Mechanisms of haem toxicity in haemolysis and protection by the haem‐binding protein, haemopexin

Abstract

Haem (iron‐protoporphyrin IX) is vital to aerobic life. However, haemolysis generates massive amounts of free haem that can be maintained for several days. Haem is toxic because the chemical reactions of haem that occur in the presence of oxygen can destroy most biological molecules and haem activates cells of the immune system to drive inflammation. Haemopexin captures haem and disarms its chemical activity, thus protecting cells and molecules in biological fluids from haem toxicity. A surprisingly large number of disease states characterized by haemolysis or complicated by haemolysis (e.g. sickle cell disease, sepsis, haemolytic anaemias, viral haemorrhagic fevers) lack targeted therapies. Novel treatments from proof of principle studies in mice models of sickle cell disease and sepsis include replenishment therapies with haemopexin infusions or hepatic gene therapy to express haemopexin. Here, we characterize the key protective mechanisms that haemopexin instigates, explain how methaemoglobin and methemalbumin produce haem toxicity and evaluate the clinical importance of the haemopexin system in protecting against extracellular haem‐activated pathology in intravascular haemolysis. The main findings are that endocytosis of haem–haemopexin co‐regulates the safe trafficking of three redox‐active metals through subcellular compartments and, compared with the response to ‘free’ haem, uniquely activates several signalling pathways and transcription factors that induce the production of antioxidant enzymes and molecules known to maintain the intracellular redox state.
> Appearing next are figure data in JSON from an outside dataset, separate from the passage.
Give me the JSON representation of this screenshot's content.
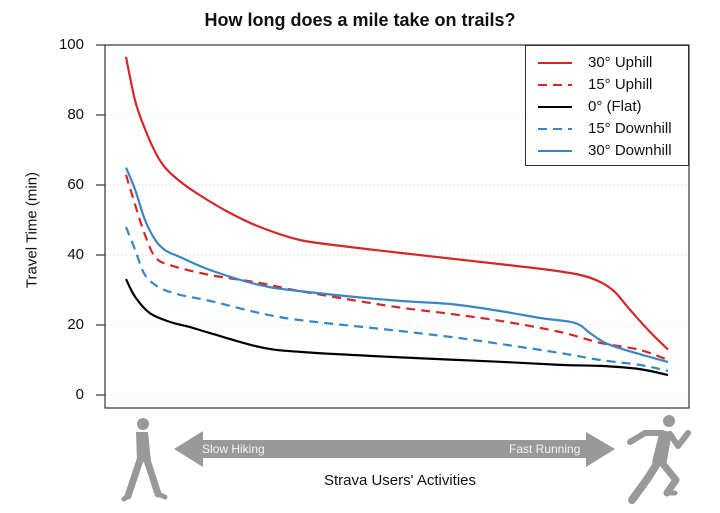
{
  "chart_data": {
    "type": "line",
    "title": "How long does a mile take on trails?",
    "xlabel": "Strava Users' Activities",
    "ylabel": "Travel Time (min)",
    "ylim": [
      0,
      100
    ],
    "yticks": [
      0,
      20,
      40,
      60,
      80,
      100
    ],
    "xlim": [
      0,
      100
    ],
    "x_note": "Relative position along activity spectrum (Slow Hiking → Fast Running); no numeric x ticks shown",
    "grid": "horizontal dotted at y ticks",
    "legend_position": "top-right",
    "annotations": {
      "left_arrow": "Slow Hiking",
      "right_arrow": "Fast Running",
      "left_icon": "walking-person-icon",
      "right_icon": "running-person-icon"
    },
    "series": [
      {
        "name": "30° Uphill",
        "color": "#d62728",
        "dash": "solid",
        "x": [
          0,
          1.7,
          3.5,
          5.4,
          7.2,
          10,
          13.7,
          19.2,
          24.7,
          32.1,
          41.3,
          50.6,
          59.8,
          69,
          78.2,
          83.8,
          87.5,
          90.2,
          93,
          96.7,
          100
        ],
        "values": [
          96.6,
          84,
          76,
          69.4,
          65,
          61,
          57,
          52,
          48,
          44.3,
          42.3,
          40.6,
          39,
          37.4,
          35.7,
          34.3,
          32.3,
          29.4,
          24.3,
          18,
          13
        ]
      },
      {
        "name": "15° Uphill",
        "color": "#d62728",
        "dash": "dashed",
        "x": [
          0,
          1.7,
          3.5,
          5.4,
          8.1,
          15.5,
          24.7,
          32.1,
          48.7,
          59.8,
          69,
          80.1,
          87.5,
          94.8,
          100
        ],
        "values": [
          62.9,
          54.3,
          45.7,
          39.4,
          37.1,
          34.3,
          32,
          29.7,
          25.4,
          23.2,
          21.2,
          18,
          14.9,
          12.9,
          10
        ]
      },
      {
        "name": "0° (Flat)",
        "color": "#000000",
        "dash": "solid",
        "x": [
          0,
          1.7,
          4.4,
          8.1,
          11.8,
          15.5,
          24.7,
          32.1,
          48.7,
          59.8,
          69,
          80.1,
          87.5,
          94.8,
          100
        ],
        "values": [
          33.1,
          28,
          23.4,
          20.9,
          19.4,
          17.7,
          13.7,
          12.3,
          10.9,
          10.1,
          9.5,
          8.6,
          8.3,
          7.4,
          5.7
        ]
      },
      {
        "name": "15° Downhill",
        "color": "#3a86c4",
        "dash": "dashed",
        "x": [
          0,
          1.7,
          3.5,
          6.3,
          10,
          15.5,
          24.7,
          32.1,
          48.7,
          59.8,
          69,
          80.1,
          87.5,
          94.8,
          100
        ],
        "values": [
          48,
          41.4,
          34.3,
          30.6,
          28.6,
          26.9,
          23.4,
          21.4,
          18.6,
          16.6,
          14.6,
          12,
          10,
          8.6,
          6.9
        ]
      },
      {
        "name": "30° Downhill",
        "color": "#3a86c4",
        "dash": "solid",
        "x": [
          0,
          1.7,
          3.5,
          5.4,
          7.2,
          10,
          15.5,
          24.7,
          32.1,
          48.7,
          59.8,
          69,
          76.4,
          82.8,
          85.6,
          88.4,
          92.1,
          100
        ],
        "values": [
          65,
          58.6,
          50,
          44.3,
          41.4,
          39.4,
          35.7,
          31.4,
          29.7,
          27.1,
          26,
          24,
          22,
          20.6,
          17.7,
          14.9,
          12.9,
          9.4
        ]
      }
    ]
  },
  "legend": {
    "items": [
      {
        "label": "30° Uphill"
      },
      {
        "label": "15° Uphill"
      },
      {
        "label": "0° (Flat)"
      },
      {
        "label": "15° Downhill"
      },
      {
        "label": "30° Downhill"
      }
    ]
  }
}
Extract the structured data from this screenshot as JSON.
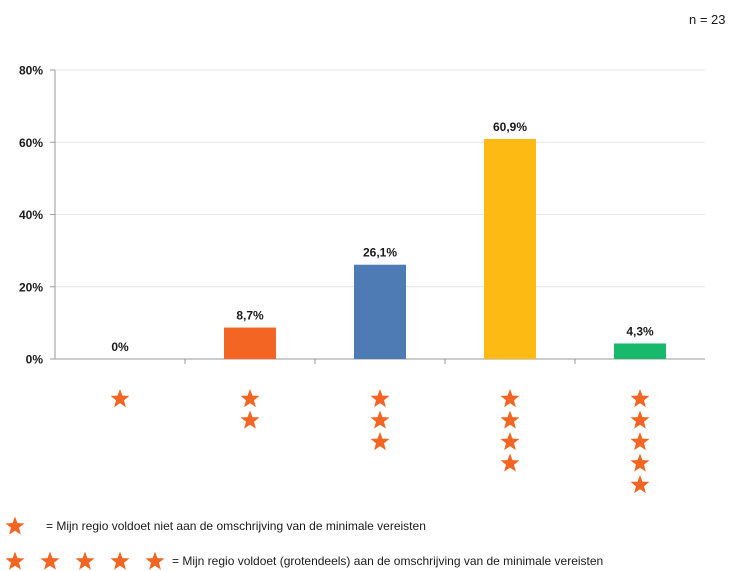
{
  "note": "n = 23",
  "chart_data": {
    "type": "bar",
    "categories": [
      "1",
      "2",
      "3",
      "4",
      "5"
    ],
    "category_stars": [
      1,
      2,
      3,
      4,
      5
    ],
    "values": [
      0,
      8.7,
      26.1,
      60.9,
      4.3
    ],
    "value_labels": [
      "0%",
      "8,7%",
      "26,1%",
      "60,9%",
      "4,3%"
    ],
    "bar_colors": [
      "#F26522",
      "#F26522",
      "#4F7BB4",
      "#FDBA12",
      "#19B96B"
    ],
    "yticks": [
      0,
      20,
      40,
      60,
      80
    ],
    "ytick_labels": [
      "0%",
      "20%",
      "40%",
      "60%",
      "80%"
    ],
    "ylim": [
      0,
      80
    ],
    "grid": true,
    "star_color": "#F26522"
  },
  "legend": [
    {
      "stars": 1,
      "text": "= Mijn  regio voldoet niet aan de omschrijving van de minimale  vereisten"
    },
    {
      "stars": 5,
      "text": "= Mijn  regio voldoet (grotendeels) aan de omschrijving van de minimale  vereisten"
    }
  ]
}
Mounting evidence from patient longitudinal studies supports that impairments of haem and haemoglobin clearance are often unrecognized. Clinical data suggest that haemopexin is likely the best plasma biomarker for assessing a haem load as, unlike haptoglobin, it responds to heme and is not an acute‐phase reactant. Knowledge of the biology of haemopexin has yielded a potential novel therapeutic and also provided an impetus and means for improving diagnosis and longitudinal monitoring of patients with haemolysis.